Secondo la premier, queste convenzioni “vengono interpretate in modo ideologico” da “magistrature politicizzate” e finiscono per “calpestare il diritto, invece di affermarlo”. Un richiamo che si inserisce nel solco di precedenti scontri tra governo e magistratura, come quello con il Tribunale di Roma sulla procedura di frontiera nei centri in Albania, che ne ha di fatto, dopo l’intervento della Corte Ue impedito l’utilizzo originario voluto dal governo.  Per Meloni, infatti, è necessario aggiornare le norme per “costruire un sistema che sia al passo con i tempi”, capace di “tutelare i diritti umani fondamentali” ma anche di consentire “a ogni Nazione di proteggere i propri cittadini e i propri confini”.

Ha poi invitato la comunità internazionale a unirsi “nel contrastare il fenomeno del traffico di esseri umani”.

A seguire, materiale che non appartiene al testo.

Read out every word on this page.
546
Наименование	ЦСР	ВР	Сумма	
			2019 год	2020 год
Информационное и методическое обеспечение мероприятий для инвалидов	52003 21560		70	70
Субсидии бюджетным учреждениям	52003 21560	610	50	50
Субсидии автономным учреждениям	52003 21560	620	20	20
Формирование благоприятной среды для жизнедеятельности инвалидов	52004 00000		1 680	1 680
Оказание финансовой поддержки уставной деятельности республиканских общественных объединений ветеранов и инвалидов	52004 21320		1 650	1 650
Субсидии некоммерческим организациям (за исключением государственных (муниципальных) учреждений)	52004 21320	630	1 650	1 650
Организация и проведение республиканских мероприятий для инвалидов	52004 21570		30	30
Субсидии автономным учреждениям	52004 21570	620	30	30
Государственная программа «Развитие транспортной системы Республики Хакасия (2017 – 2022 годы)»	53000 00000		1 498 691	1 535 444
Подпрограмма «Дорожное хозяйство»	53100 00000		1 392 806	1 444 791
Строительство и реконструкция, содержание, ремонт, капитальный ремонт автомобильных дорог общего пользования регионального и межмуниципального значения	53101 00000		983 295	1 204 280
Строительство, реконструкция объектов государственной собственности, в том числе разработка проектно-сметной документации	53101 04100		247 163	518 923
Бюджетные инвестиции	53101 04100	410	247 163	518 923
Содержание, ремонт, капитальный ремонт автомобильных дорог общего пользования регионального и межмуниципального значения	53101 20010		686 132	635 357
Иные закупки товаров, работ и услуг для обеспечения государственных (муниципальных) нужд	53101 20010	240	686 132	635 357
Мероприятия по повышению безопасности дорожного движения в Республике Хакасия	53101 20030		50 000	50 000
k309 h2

Ampio spazio è stato riservato anche al Green Deal. Meloni ha criticato “la riconversione di interi settori produttivi sulla base di teorie che non tengono conto dei bisogni e delle disponibilità economiche delle persone”, definendola una scelta che “provoca sofferenze nei ceti sociali più deboli e fa scivolare la classe media verso il basso, imponendo consumi non razionali”. Ha precisato che “non si tratta di negare il cambiamento climatico”, ma di riconoscere che “la creazione a tavolino di modelli di produzione insostenibili, come i piani verdi in Europa e in Occidente, stanno portando alla deindustrializzazione molto prima che alla decarbonizzazione”. Secondo la premier, è fondamentale “rispettare l’ambiente mantenendo l’uomo al centro, perché ci sono voluti secoli per costruire i nostri sistemi, ma bastano pochi decenni per ritrovarsi nel deserto industriale”. E come possibile soluzione, Meloni ha rilanciato a livello internazionale il Piano Mattei in Africa, annunciando la conversione di 235 milioni di debito in dieci anni in progetti di sviluppo locale. “Non ci interessa sfruttare il continente africano per le ricchissime materie prime che possiede – ha detto – ci interessa invece che l’Africa prosperi processando le sue risorse, dando lavoro e prospettiva alle sue energie migliori, potendo contare su governi stabili e società dinamiche e sicure”.